连穗岁朝男童伸出手,男童犹豫半晌,伸出满是伤痕的小手牵上她的手。

他的掌心有茧,应该是从小就干粗活留下的,但是奇怪,他身上怎么会穿着丝绸料子的衣服,脸上细皮嫩肉得像是大家族里的公子哥儿呢?

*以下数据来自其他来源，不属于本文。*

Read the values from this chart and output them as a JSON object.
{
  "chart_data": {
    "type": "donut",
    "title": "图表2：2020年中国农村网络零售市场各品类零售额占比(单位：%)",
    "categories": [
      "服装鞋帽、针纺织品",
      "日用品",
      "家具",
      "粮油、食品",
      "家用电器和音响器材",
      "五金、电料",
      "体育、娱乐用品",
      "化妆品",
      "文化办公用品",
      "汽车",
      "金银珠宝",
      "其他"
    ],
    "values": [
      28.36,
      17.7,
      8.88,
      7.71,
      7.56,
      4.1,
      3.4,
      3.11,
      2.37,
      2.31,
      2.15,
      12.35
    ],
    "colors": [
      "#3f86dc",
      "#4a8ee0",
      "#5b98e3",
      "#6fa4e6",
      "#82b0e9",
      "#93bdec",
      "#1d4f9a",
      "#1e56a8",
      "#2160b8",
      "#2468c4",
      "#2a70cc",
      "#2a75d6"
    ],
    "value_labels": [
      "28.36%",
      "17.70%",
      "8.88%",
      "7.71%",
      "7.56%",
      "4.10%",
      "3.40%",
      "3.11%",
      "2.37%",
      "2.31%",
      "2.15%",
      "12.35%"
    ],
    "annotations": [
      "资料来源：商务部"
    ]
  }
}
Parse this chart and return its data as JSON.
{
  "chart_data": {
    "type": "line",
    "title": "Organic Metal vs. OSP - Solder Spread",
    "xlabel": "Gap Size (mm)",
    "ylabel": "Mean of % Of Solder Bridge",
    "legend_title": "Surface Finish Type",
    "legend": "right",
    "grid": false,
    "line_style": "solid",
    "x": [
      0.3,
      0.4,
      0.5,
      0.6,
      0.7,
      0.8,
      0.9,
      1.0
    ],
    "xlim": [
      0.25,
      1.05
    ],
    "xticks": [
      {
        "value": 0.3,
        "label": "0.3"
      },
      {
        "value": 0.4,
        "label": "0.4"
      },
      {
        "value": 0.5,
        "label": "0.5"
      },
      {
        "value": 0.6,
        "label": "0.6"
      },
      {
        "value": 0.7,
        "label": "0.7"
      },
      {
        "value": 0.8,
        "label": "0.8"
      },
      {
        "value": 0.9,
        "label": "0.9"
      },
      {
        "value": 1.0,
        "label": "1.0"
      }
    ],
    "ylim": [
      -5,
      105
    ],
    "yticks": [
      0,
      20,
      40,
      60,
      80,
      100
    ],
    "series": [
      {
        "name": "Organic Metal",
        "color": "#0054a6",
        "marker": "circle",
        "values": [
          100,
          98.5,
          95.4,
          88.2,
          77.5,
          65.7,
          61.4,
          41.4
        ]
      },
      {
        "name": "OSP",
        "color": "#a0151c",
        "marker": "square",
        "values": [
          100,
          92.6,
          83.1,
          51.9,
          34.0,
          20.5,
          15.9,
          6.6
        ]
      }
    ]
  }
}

今天时间充足,宁掌柜动手搭建了一个草棚,男童刚走到草棚跟前便晕了过去。

“小桃,快去生几盆火,打点热水来!”

她动手把男童身上被血迹浸透的衣服剪下来。

衣服上的血迹已经干了,有的地方旧伤没好就又添上新伤,往外流着脓水。

脱掉衣服后,男童身上的伤更加触目惊心,一点一点把伤口清理干净撒上伤药包扎起来,连穗岁又发现了一个问题。

“小姐,这是……”

小桃看了一眼,被吓到了。

“你出去吧,去叫乌大夫进来。”

小桃毕竟是女眷,处理起来不太方便。

乌大夫进门看见男童的伤,跟连穗岁对视了一眼。

“你给我打下手。”

连穗岁嗯了一声,退开半步,等乌大夫用热水洗过手后,找了个趁手的工具上前。

……

托盘上放着从男童体内取出来的两枚血淋淋的瓷瓶,一枚最粗的地方有成人的拳头那么大,另一枚小一点,是喝酒用的梅瓶。

草棚里散发着恶臭,连穗岁觉得心里很凉。

他只是个小孩子,谁这么丧心病狂?

“再晚来一天,他就活生生被憋死了。”

乌大夫也是第一次见这种情况。

“城外人多眼杂,怕惹上不必要的麻烦,东家您带着他先回妙手堂吧。”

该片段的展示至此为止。